I want something similar to signed applets but I would prefer a pure javascript solution, if possible.
Maybe I am misunderstanding your problem, but my first thought is to use SSL. It is designed to ensure that you're talking to the server you think you are, and that no one has modified the content midstream. You do not even have to trust the network in this case, because of the nature of SSL.
The good thing about this approach is that you can fairly easily drop it into your existing web application. In most cases, you can basically configure your HTTP server to use SSL, and change your http:// requests to https://.
This is an old, open question but the answers seemed to not do this justice.
https:// provides integrity, not true identification nor non-repudiation.
I direct you to http://www.matasano.com/articles/javascript-cryptography/
Don't do crypto in JS, because a malicious injected script can easily grab passwords or alter the library. SJCL is neat, but it offer a blatantly false sense of security (their quote, and quoted by above)
Unfortunately, this is not as great as in desktop applications
because it is not feasible to completely protect against code
injection, malicious servers and side-channel attacks.
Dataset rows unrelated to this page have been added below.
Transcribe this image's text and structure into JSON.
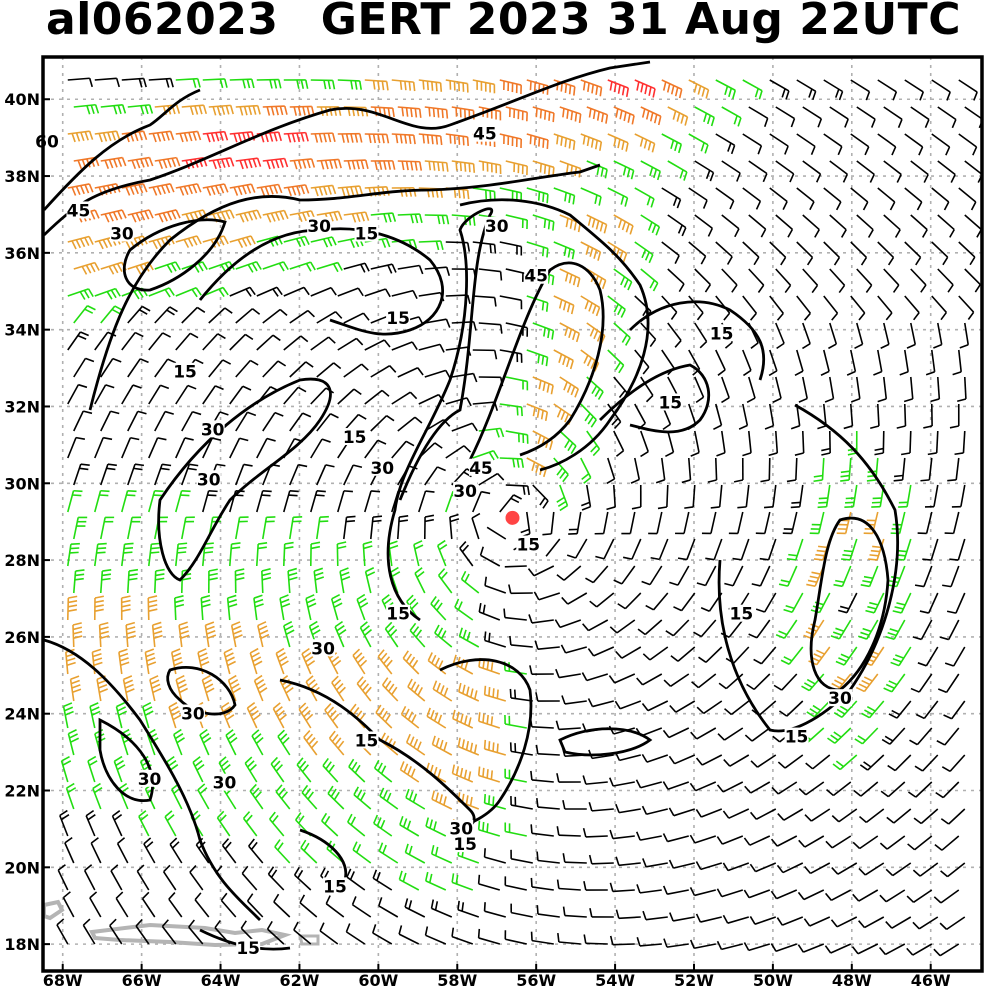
{
  "header": {
    "storm_id": "al062023",
    "title": "GERT 2023 31 Aug 22UTC"
  },
  "axes": {
    "lon_range": [
      -68.5,
      -44.7
    ],
    "lat_range": [
      17.3,
      41.1
    ],
    "lon_ticks": [
      {
        "value": -68,
        "label": "68W"
      },
      {
        "value": -66,
        "label": "66W"
      },
      {
        "value": -64,
        "label": "64W"
      },
      {
        "value": -62,
        "label": "62W"
      },
      {
        "value": -60,
        "label": "60W"
      },
      {
        "value": -58,
        "label": "58W"
      },
      {
        "value": -56,
        "label": "56W"
      },
      {
        "value": -54,
        "label": "54W"
      },
      {
        "value": -52,
        "label": "52W"
      },
      {
        "value": -50,
        "label": "50W"
      },
      {
        "value": -48,
        "label": "48W"
      },
      {
        "value": -46,
        "label": "46W"
      }
    ],
    "lat_ticks": [
      {
        "value": 40,
        "label": "40N"
      },
      {
        "value": 38,
        "label": "38N"
      },
      {
        "value": 36,
        "label": "36N"
      },
      {
        "value": 34,
        "label": "34N"
      },
      {
        "value": 32,
        "label": "32N"
      },
      {
        "value": 30,
        "label": "30N"
      },
      {
        "value": 28,
        "label": "28N"
      },
      {
        "value": 26,
        "label": "26N"
      },
      {
        "value": 24,
        "label": "24N"
      },
      {
        "value": 22,
        "label": "22N"
      },
      {
        "value": 20,
        "label": "20N"
      },
      {
        "value": 18,
        "label": "18N"
      }
    ],
    "grid": true,
    "grid_color": "#b0b0b0"
  },
  "storm_center": {
    "lon": -56.6,
    "lat": 29.1,
    "color": "#ff4444"
  },
  "wind_colors": {
    "calm": "#000000",
    "moderate": "#22dd11",
    "strong": "#e8a030",
    "very_strong": "#f07828",
    "extreme": "#ff3030"
  },
  "contour_labels": [
    {
      "text": "60",
      "lon": -68.4,
      "lat": 38.8
    },
    {
      "text": "45",
      "lon": -67.6,
      "lat": 37.0
    },
    {
      "text": "30",
      "lon": -66.5,
      "lat": 36.4
    },
    {
      "text": "45",
      "lon": -57.3,
      "lat": 39.0
    },
    {
      "text": "30",
      "lon": -61.5,
      "lat": 36.6
    },
    {
      "text": "15",
      "lon": -60.3,
      "lat": 36.4
    },
    {
      "text": "30",
      "lon": -57.0,
      "lat": 36.6
    },
    {
      "text": "45",
      "lon": -56.0,
      "lat": 35.3
    },
    {
      "text": "15",
      "lon": -59.5,
      "lat": 34.2
    },
    {
      "text": "15",
      "lon": -51.3,
      "lat": 33.8
    },
    {
      "text": "15",
      "lon": -64.9,
      "lat": 32.8
    },
    {
      "text": "15",
      "lon": -52.6,
      "lat": 32.0
    },
    {
      "text": "30",
      "lon": -64.2,
      "lat": 31.3
    },
    {
      "text": "15",
      "lon": -60.6,
      "lat": 31.1
    },
    {
      "text": "30",
      "lon": -59.9,
      "lat": 30.3
    },
    {
      "text": "30",
      "lon": -64.3,
      "lat": 30.0
    },
    {
      "text": "45",
      "lon": -57.4,
      "lat": 30.3
    },
    {
      "text": "30",
      "lon": -57.8,
      "lat": 29.7
    },
    {
      "text": "15",
      "lon": -56.2,
      "lat": 28.3
    },
    {
      "text": "15",
      "lon": -59.5,
      "lat": 26.5
    },
    {
      "text": "15",
      "lon": -50.8,
      "lat": 26.5
    },
    {
      "text": "30",
      "lon": -61.4,
      "lat": 25.6
    },
    {
      "text": "30",
      "lon": -64.7,
      "lat": 23.9
    },
    {
      "text": "30",
      "lon": -48.3,
      "lat": 24.3
    },
    {
      "text": "15",
      "lon": -60.3,
      "lat": 23.2
    },
    {
      "text": "15",
      "lon": -49.4,
      "lat": 23.3
    },
    {
      "text": "30",
      "lon": -65.8,
      "lat": 22.2
    },
    {
      "text": "30",
      "lon": -63.9,
      "lat": 22.1
    },
    {
      "text": "30",
      "lon": -57.9,
      "lat": 20.9
    },
    {
      "text": "15",
      "lon": -57.8,
      "lat": 20.5
    },
    {
      "text": "15",
      "lon": -61.1,
      "lat": 19.4
    },
    {
      "text": "15",
      "lon": -63.3,
      "lat": 17.8
    }
  ]
}
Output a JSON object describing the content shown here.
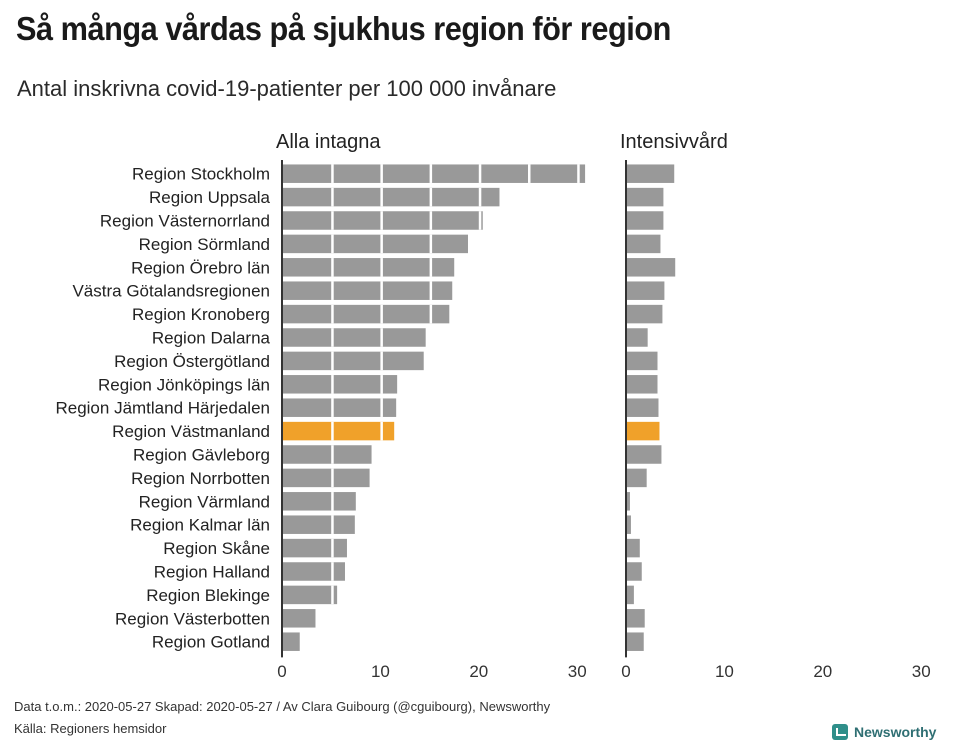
{
  "header": {
    "title": "Så många vårdas på sjukhus region för region",
    "subtitle": "Antal inskrivna covid-19-patienter per 100 000 invånare"
  },
  "chart_data": {
    "type": "bar",
    "orientation": "horizontal",
    "categories": [
      "Region Stockholm",
      "Region Uppsala",
      "Region Västernorrland",
      "Region Sörmland",
      "Region Örebro län",
      "Västra Götalandsregionen",
      "Region Kronoberg",
      "Region Dalarna",
      "Region Östergötland",
      "Region Jönköpings län",
      "Region Jämtland Härjedalen",
      "Region Västmanland",
      "Region Gävleborg",
      "Region Norrbotten",
      "Region Värmland",
      "Region Kalmar län",
      "Region Skåne",
      "Region Halland",
      "Region Blekinge",
      "Region Västerbotten",
      "Region Gotland"
    ],
    "highlight": "Region Västmanland",
    "series": [
      {
        "name": "Alla intagna",
        "values": [
          30.7,
          22.0,
          20.3,
          18.8,
          17.4,
          17.2,
          16.9,
          14.5,
          14.3,
          11.6,
          11.5,
          11.3,
          9.0,
          8.8,
          7.4,
          7.3,
          6.5,
          6.3,
          5.5,
          3.3,
          1.7
        ],
        "ticks": [
          0,
          10,
          20,
          30
        ],
        "xlim": [
          0,
          31
        ]
      },
      {
        "name": "Intensivvård",
        "values": [
          4.8,
          3.7,
          3.7,
          3.4,
          4.9,
          3.8,
          3.6,
          2.1,
          3.1,
          3.1,
          3.2,
          3.3,
          3.5,
          2.0,
          0.3,
          0.4,
          1.3,
          1.5,
          0.7,
          1.8,
          1.7
        ],
        "ticks": [
          0,
          10,
          20,
          30
        ],
        "xlim": [
          0,
          31
        ]
      }
    ],
    "colors": {
      "bar": "#999999",
      "highlight": "#f0a12a",
      "axis": "#333333"
    },
    "grid": false,
    "legend": "none"
  },
  "footer": {
    "credit": "Data t.o.m.: 2020-05-27 Skapad: 2020-05-27 / Av Clara Guibourg (@cguibourg), Newsworthy",
    "source": "Källa: Regioners hemsidor",
    "brand": "Newsworthy"
  }
}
The long-term issue is that JavaScript lacks:
Uniformly working const
The ability to make objects deeply const and not reprototypable.
Code-signing
// codesign: cert:(hex fingerprint) signature:(hex MAC)
Certs would be managed similar to CA certs. MAC would be used with appropriate sign/verify constructions.
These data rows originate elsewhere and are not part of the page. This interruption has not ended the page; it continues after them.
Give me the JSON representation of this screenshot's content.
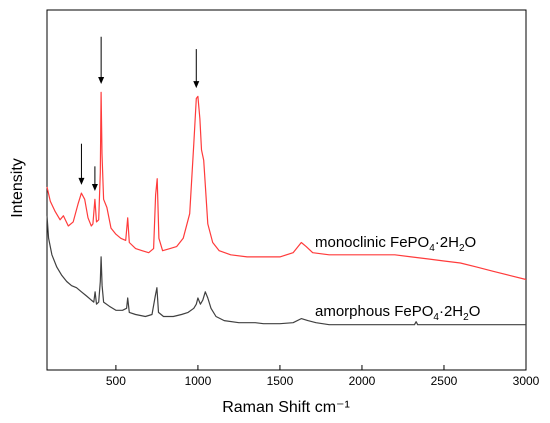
{
  "chart_data": {
    "type": "line",
    "xlabel": "Raman Shift cm⁻¹",
    "ylabel": "Intensity",
    "xlim": [
      80,
      3000
    ],
    "x_ticks": [
      500,
      1000,
      1500,
      2000,
      2500,
      3000
    ],
    "y_ticks": [],
    "series": [
      {
        "name": "monoclinic FePO4·2H2O",
        "label_prefix": "monoclinic  FePO",
        "color": "#ff3b3b",
        "points": [
          [
            80,
            8.9
          ],
          [
            100,
            8.2
          ],
          [
            130,
            7.7
          ],
          [
            160,
            7.3
          ],
          [
            180,
            7.5
          ],
          [
            210,
            7.0
          ],
          [
            240,
            7.2
          ],
          [
            270,
            8.1
          ],
          [
            290,
            8.6
          ],
          [
            310,
            8.3
          ],
          [
            330,
            7.4
          ],
          [
            350,
            7.0
          ],
          [
            360,
            7.1
          ],
          [
            372,
            8.3
          ],
          [
            382,
            7.2
          ],
          [
            395,
            7.3
          ],
          [
            405,
            9.6
          ],
          [
            410,
            13.5
          ],
          [
            415,
            10.5
          ],
          [
            425,
            8.3
          ],
          [
            445,
            7.9
          ],
          [
            470,
            6.9
          ],
          [
            500,
            6.6
          ],
          [
            530,
            6.4
          ],
          [
            560,
            6.3
          ],
          [
            572,
            7.4
          ],
          [
            582,
            6.2
          ],
          [
            620,
            5.9
          ],
          [
            660,
            5.8
          ],
          [
            700,
            5.7
          ],
          [
            730,
            5.9
          ],
          [
            742,
            8.5
          ],
          [
            752,
            9.3
          ],
          [
            762,
            6.4
          ],
          [
            785,
            5.8
          ],
          [
            830,
            5.9
          ],
          [
            870,
            6.0
          ],
          [
            910,
            6.4
          ],
          [
            950,
            7.6
          ],
          [
            975,
            11.0
          ],
          [
            990,
            13.2
          ],
          [
            1000,
            13.3
          ],
          [
            1012,
            12.2
          ],
          [
            1022,
            10.7
          ],
          [
            1035,
            10.2
          ],
          [
            1045,
            9.0
          ],
          [
            1060,
            7.1
          ],
          [
            1090,
            6.2
          ],
          [
            1130,
            5.8
          ],
          [
            1200,
            5.6
          ],
          [
            1300,
            5.5
          ],
          [
            1400,
            5.5
          ],
          [
            1500,
            5.5
          ],
          [
            1580,
            5.7
          ],
          [
            1630,
            6.2
          ],
          [
            1660,
            6.0
          ],
          [
            1700,
            5.7
          ],
          [
            1800,
            5.6
          ],
          [
            1900,
            5.6
          ],
          [
            2000,
            5.6
          ],
          [
            2100,
            5.6
          ],
          [
            2200,
            5.6
          ],
          [
            2300,
            5.5
          ],
          [
            2400,
            5.4
          ],
          [
            2500,
            5.3
          ],
          [
            2600,
            5.2
          ],
          [
            2700,
            5.0
          ],
          [
            2800,
            4.8
          ],
          [
            2900,
            4.6
          ],
          [
            3000,
            4.4
          ]
        ]
      },
      {
        "name": "amorphous FePO4·2H2O",
        "label_prefix": "amorphous FePO",
        "color": "#404040",
        "points": [
          [
            80,
            7.5
          ],
          [
            90,
            6.4
          ],
          [
            110,
            5.6
          ],
          [
            140,
            5.0
          ],
          [
            170,
            4.6
          ],
          [
            200,
            4.3
          ],
          [
            230,
            4.1
          ],
          [
            260,
            4.0
          ],
          [
            290,
            3.8
          ],
          [
            320,
            3.6
          ],
          [
            350,
            3.4
          ],
          [
            365,
            3.3
          ],
          [
            373,
            3.8
          ],
          [
            382,
            3.2
          ],
          [
            395,
            3.3
          ],
          [
            405,
            4.3
          ],
          [
            410,
            5.5
          ],
          [
            416,
            4.1
          ],
          [
            425,
            3.3
          ],
          [
            460,
            3.1
          ],
          [
            500,
            2.9
          ],
          [
            540,
            2.9
          ],
          [
            565,
            3.0
          ],
          [
            572,
            3.5
          ],
          [
            582,
            2.8
          ],
          [
            620,
            2.7
          ],
          [
            680,
            2.6
          ],
          [
            720,
            2.7
          ],
          [
            740,
            3.6
          ],
          [
            750,
            4.0
          ],
          [
            760,
            2.8
          ],
          [
            790,
            2.6
          ],
          [
            850,
            2.6
          ],
          [
            900,
            2.7
          ],
          [
            940,
            2.8
          ],
          [
            975,
            3.0
          ],
          [
            990,
            3.2
          ],
          [
            1000,
            3.5
          ],
          [
            1015,
            3.2
          ],
          [
            1030,
            3.4
          ],
          [
            1045,
            3.8
          ],
          [
            1060,
            3.5
          ],
          [
            1080,
            3.0
          ],
          [
            1110,
            2.6
          ],
          [
            1160,
            2.4
          ],
          [
            1250,
            2.3
          ],
          [
            1350,
            2.3
          ],
          [
            1400,
            2.25
          ],
          [
            1500,
            2.25
          ],
          [
            1580,
            2.3
          ],
          [
            1630,
            2.5
          ],
          [
            1670,
            2.4
          ],
          [
            1720,
            2.3
          ],
          [
            1800,
            2.2
          ],
          [
            1900,
            2.2
          ],
          [
            2000,
            2.2
          ],
          [
            2200,
            2.2
          ],
          [
            2320,
            2.2
          ],
          [
            2330,
            2.35
          ],
          [
            2340,
            2.2
          ],
          [
            2500,
            2.2
          ],
          [
            2700,
            2.2
          ],
          [
            3000,
            2.2
          ]
        ]
      }
    ],
    "annotations": [
      {
        "type": "arrow",
        "x": 410,
        "from": 16.2,
        "to": 13.9
      },
      {
        "type": "arrow",
        "x": 990,
        "from": 15.6,
        "to": 13.7
      },
      {
        "type": "arrow",
        "x": 290,
        "from": 11.0,
        "to": 9.0
      },
      {
        "type": "arrow",
        "x": 372,
        "from": 9.9,
        "to": 8.7
      }
    ],
    "ylim": [
      0,
      17.5
    ],
    "grid": false,
    "legend": "inline labels to the right of each curve"
  }
}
Crypto, clipboard stuff are reasons to have JavaScript native plugins (signed, of course)
Getting JavaScript engines to all implement a standard is another thing, but it's doable an it's absolutely necessary to end a large swath of malware.
You could have an external Javascript file which takes an MD5 hash of your login JS, and sends an Ajax request to the server to verify that it is correct and up-to-date. Use basic security or encryption practices here - public/private keys or some other method to be sure that the response came from your server.
You can then confidently display to the user that the client-side scripts are verified, and allow the login script to proceed.